Rosemary Oduya, who was reluctant to have her photo published over safety concerns, continues: “The lady, referred to as ‘Hajat’, sounded kind and sympathised with me. She assured me that I would get a job within three weeks. She asked for and I gave her my national identification card to enable her to process a passport.
“She asked for Ush800,000 (approximately $200). When I told a friend about the amount of money she demanded for a passport, she told me the official fee for a passport is Ush200,000.
“When I complained to ‘Hajat’, she said although the official process of obtaining a passport is cheap, it takes a long time and yet she had a job opening ready for me in three weeks. She asked for my photograph. A few days later she told me the passport was ready. She neither gave or showed it to me.
“A few days later, she called me to meet her in a clinic for a medical check-up. To my surprise, while I paid Ush100,000 for the medical, an examination report was written, although I was not examined.
“I was then told to raise Ush1,500,000 for an air ticket to a destination I did not know. I sold off a family piece of land to raise the money. A few days before I travelled in early April this year, I was asked for Ush1,000,000 as the fee for securing the job. I had no money and I had to sell my house.”
False passports
Rosemary Oduya continues her disturbing narrative: “A man who said he worked for ‘Hajat’ rang to tell me to prepare for the journey the next day. A car with tinted-glass windows picked me up from an agreed place in Kampala city’s Kireka suburb. We collected three other women from places in the city. I had never been to Entebbe airport. When we arrived there, a man ushered us through a door and told us to wait by one of the corridors. He had the passports and air tickets for the four of us with him.

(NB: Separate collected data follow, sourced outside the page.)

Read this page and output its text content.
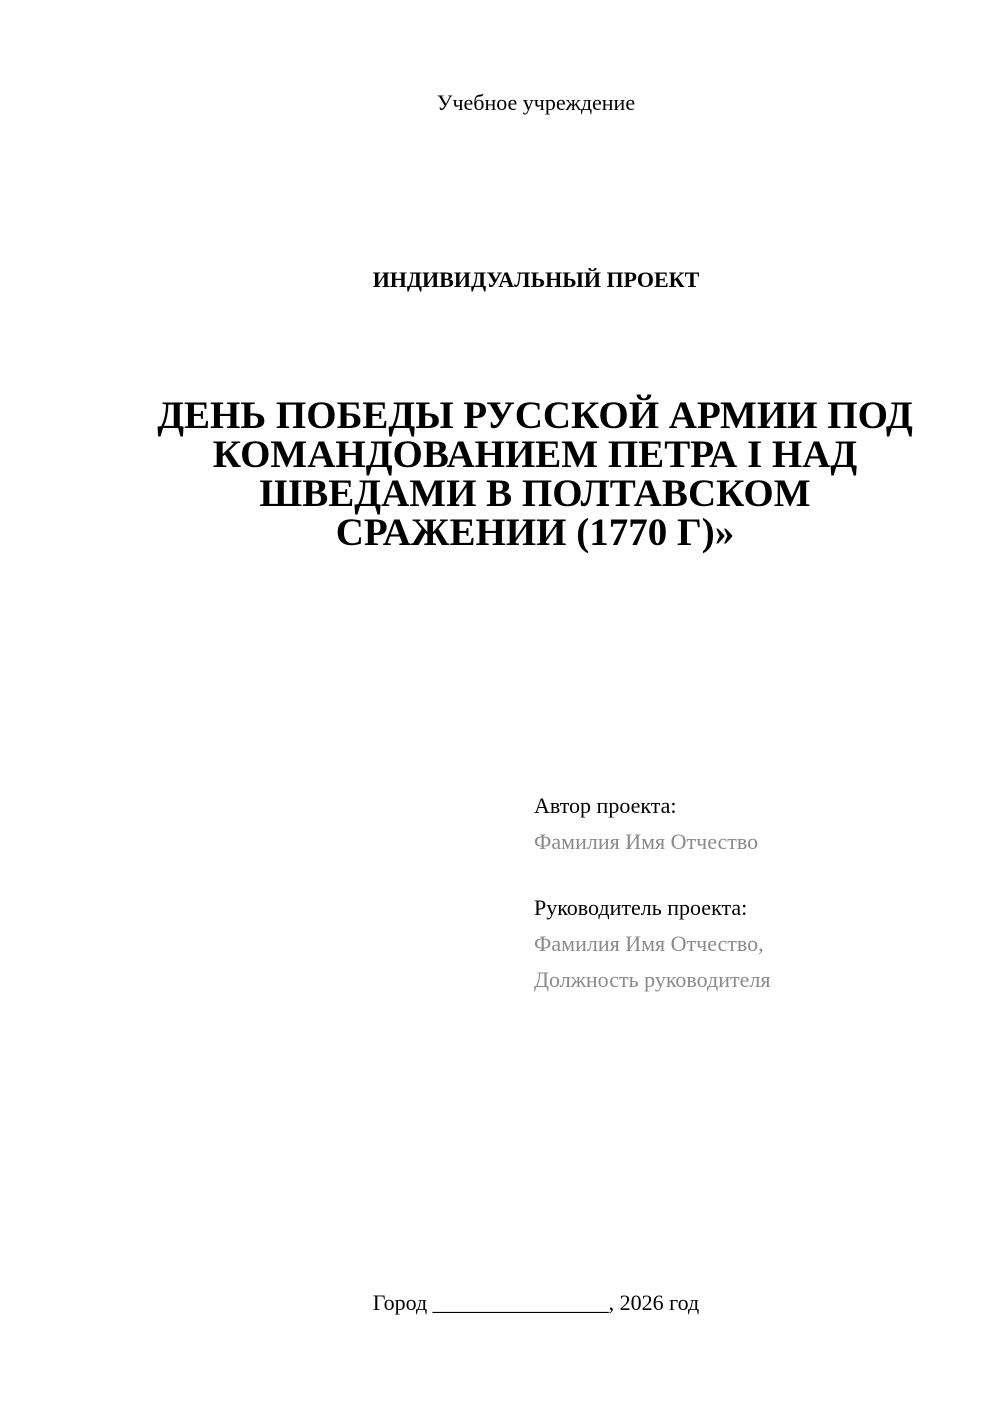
Учебное учреждение
ИНДИВИДУАЛЬНЫЙ ПРОЕКТ
ДЕНЬ ПОБЕДЫ РУССКОЙ АРМИИ ПОД
КОМАНДОВАНИЕМ ПЕТРА I НАД
ШВЕДАМИ В ПОЛТАВСКОМ
СРАЖЕНИИ (1770 Г)»
Автор проекта:
Фамилия Имя Отчество
Руководитель проекта:
Фамилия Имя Отчество,
Должность руководителя
Город ________________, 2026 год
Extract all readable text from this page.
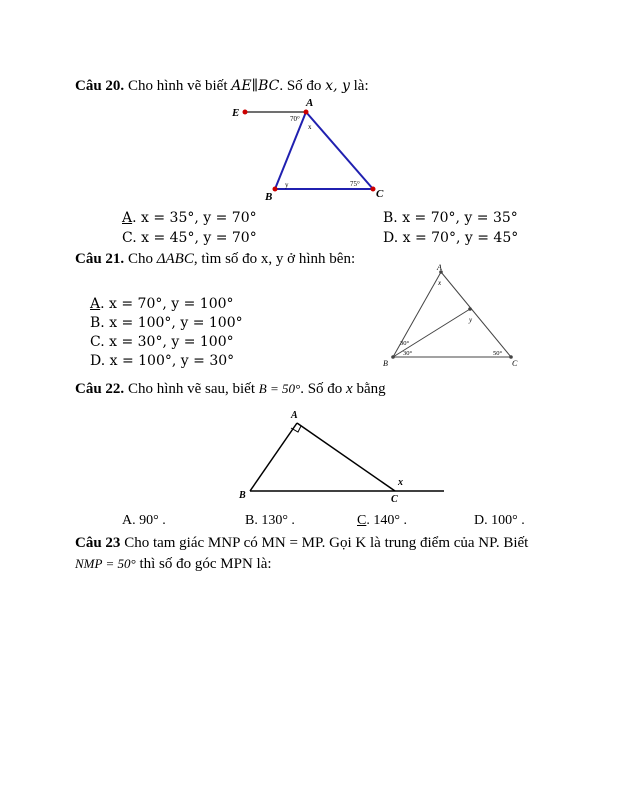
Câu 20. Cho hình vẽ biết AE∥BC. Số đo x, y là:
E
A
B	C
70°
x
y	75°
A
B	C
x
y
30°
30°	50°
A
B	C
x
A. x = 35°, y = 70°	B. x = 70°, y = 35°
C. x = 45°, y = 70°	D. x = 70°, y = 45°
Câu 21. Cho ΔABC, tìm số đo x, y ở hình bên:
A. x = 70°, y = 100°
B. x = 100°, y = 100°
C. x = 30°, y = 100°
D. x = 100°, y = 30°
Câu 22. Cho hình vẽ sau, biết B = 50°. Số đo x bằng
A. 90° .	B. 130° .	C. 140° .	D. 100° .
Câu 23 Cho tam giác MNP có MN = MP. Gọi K là trung điểm của NP. Biết
NMP = 50° thì số đo góc MPN là:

“When he returned he told us that the names in the passports were different to ours. He said that as we were to work in Arab countries, it was important for us to have Muslim names. When he handed over the passport to me it bore the name Faridah Bukirwa. I was stunned. Shortly after, we boarded a flydubai plane at around 7pm.
“When we landed in Dubai, we were received by a man who drove us in a car for two hours to a place where we were ushered into a third-floor room in a five-storey building, where we found a dozen women from Uganda, Ethiopia and Eritrea.”
Buyers haggle over price
“I heard one of them tell her colleagues in a Ugandan local language that they too had fallen into a trap. I wept the whole night. We slept on the floor and we were given a few pieces of bread and black tea. The following day we were herded into a room downstairs where men and women haggled over our purchase in Arabic.
“I was ‘bought’ by an elderly couple, who lived in a two-storeyed building with three other families. My job was to mop the floor, wash clothes, utensils and three cars every day. I worked for 18 hours and slept little. I had no idea about how much I would be paid.
“One day I blacked out and collapsed. When I was taken to hospital I was diagnosed with high blood pressure. My hands had become numb and I was breathing with difficulty. My boss got scared and used that month’s pay to buy an air ticket for me to return home.
“Before I came to Dubai, ‘Hajat’ had persuaded me to send my earnings to her bank account, to pass it on to my children, since I had none. She did not do that. I have been advised to steer clear of this woman because she is suspected to be the face of criminal gangs within the security, the police and the passport offices.”
The shame of modern slavery
From our investigations, Rosemary Oduya was relatively fortunate. The fate of other modern slaves from East Africa is far worse. This is nothing short of modern-day slavery and our governments should use their diplomatic channels to ensure that Africans are treated correctly and with dignity when they go to work overseas.